Pricing: what Series 22 is really testing

Most Series 22 pricing questions are not about complex bond math or mark-to-market mechanics. They are usually about whether the representative correctly communicates and documents:

  • the customer’s subscription amount
  • the offering price per unit or interest
  • any required minimum subscription
  • any offering expense, fee, or load structure that affects the economic result
  • whether the customer is seeing the actual terms of the current offering

The exam often rewards the answer that keeps price communication plain and document-based. If the customer’s understanding of price depends on a verbal shortcut, the setup is weak.

Agreements and acknowledgments

The agreement side of the transaction usually proves that the customer was given the right information and agreed to the right terms. For exam purposes, focus on the control logic:

  • the agreement should match the specific offering being sold
  • required disclosures should be delivered before the transaction is finalized
  • the customer’s representations should be consistent with the suitability and account record
  • exceptions or special handling should be routed through supervision, not improvised by the representative

If the fact pattern suggests a mismatch between the subscription agreement and the customer profile, the correct answer usually involves stopping the process and resolving the inconsistency before the order moves forward.

Subscription workflow

    flowchart TD
	  A["Customer decides to invest in the DPP"] --> B["Prepare current subscription package and offering terms"]
	  B --> C{"Are account data, signatures, price, and authority complete?"}
	  C -->|"No"| D["Correct the missing or inconsistent item before processing"]
	  C -->|"Yes"| E["Route through firm review and payment handling process"]
	  E --> F["Preserve the completed subscription and supporting records"]

Common exam traps

  • letting customer enthusiasm substitute for complete subscription paperwork
  • describing price or terms from memory instead of from the current offering materials
  • accepting a subscription from an entity, trust, or fiduciary account without checking authority
  • assuming missing acknowledgments can be fixed later without affecting the sale
  • treating the subscription package as a clerical form instead of a suitability and recordkeeping checkpoint

Sample exam question

A customer wants to subscribe to a DPP quickly because the representative says the offering may close soon. The customer has signed most of the package, but one required acknowledgment is missing and the subscription amount listed on the form does not match the representative’s notes. What is the best next step?

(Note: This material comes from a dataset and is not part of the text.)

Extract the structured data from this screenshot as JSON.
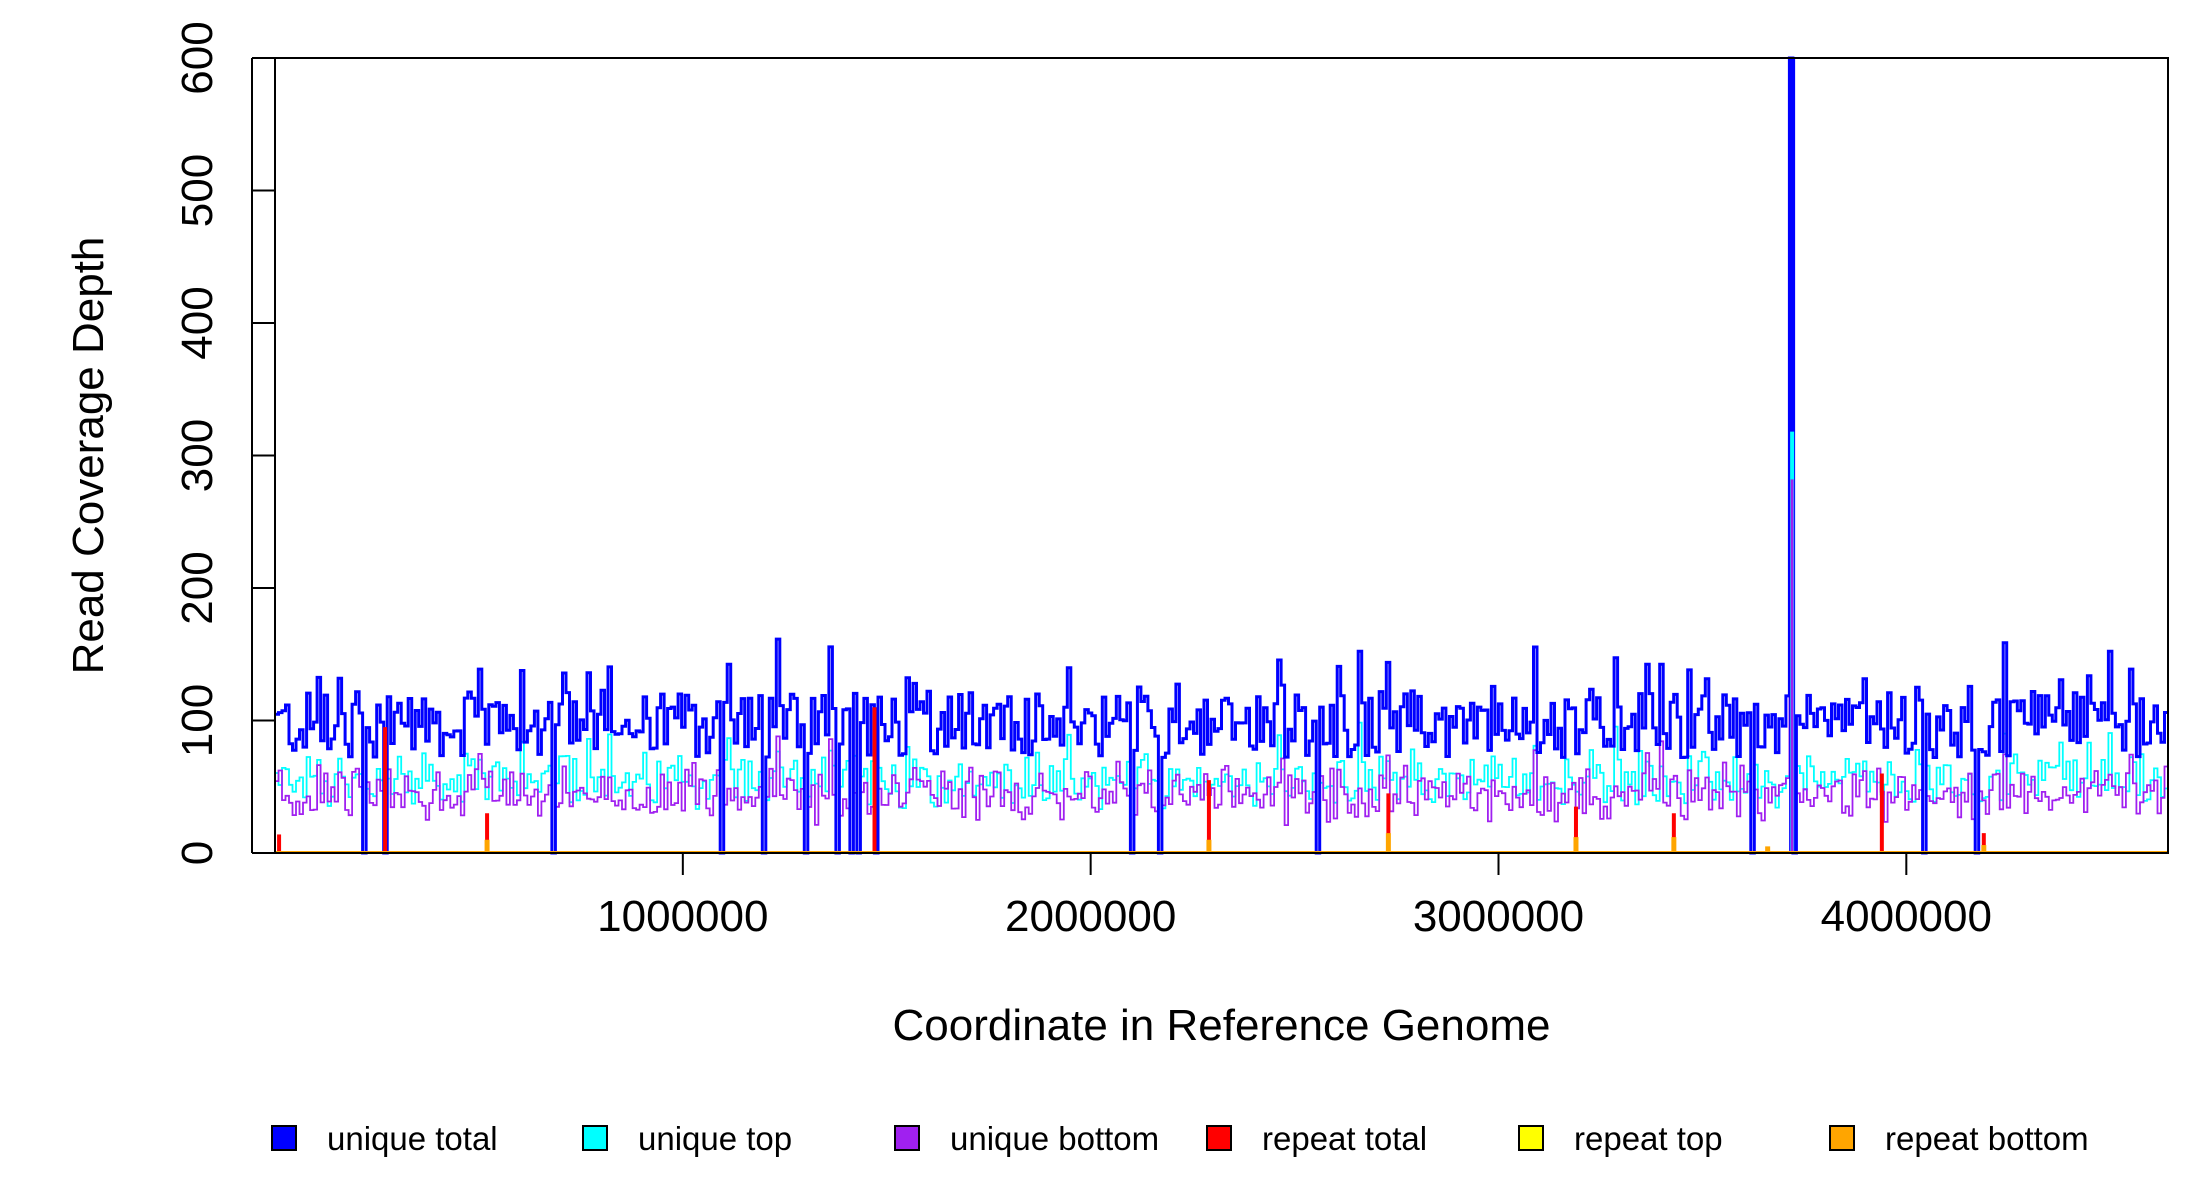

A. Submit the subscription now and correct the missing items after processing
B. Process the subscription if the customer verbally confirms the intended amount
C. Pause the transaction and correct the agreement before the subscription is accepted
D. Accept the funds first because the customer already made the investment decision

Answer: C.
Series 22 usually favors document accuracy over speed. A DPP subscription should not move forward when the signed paperwork and transaction details are inconsistent or incomplete.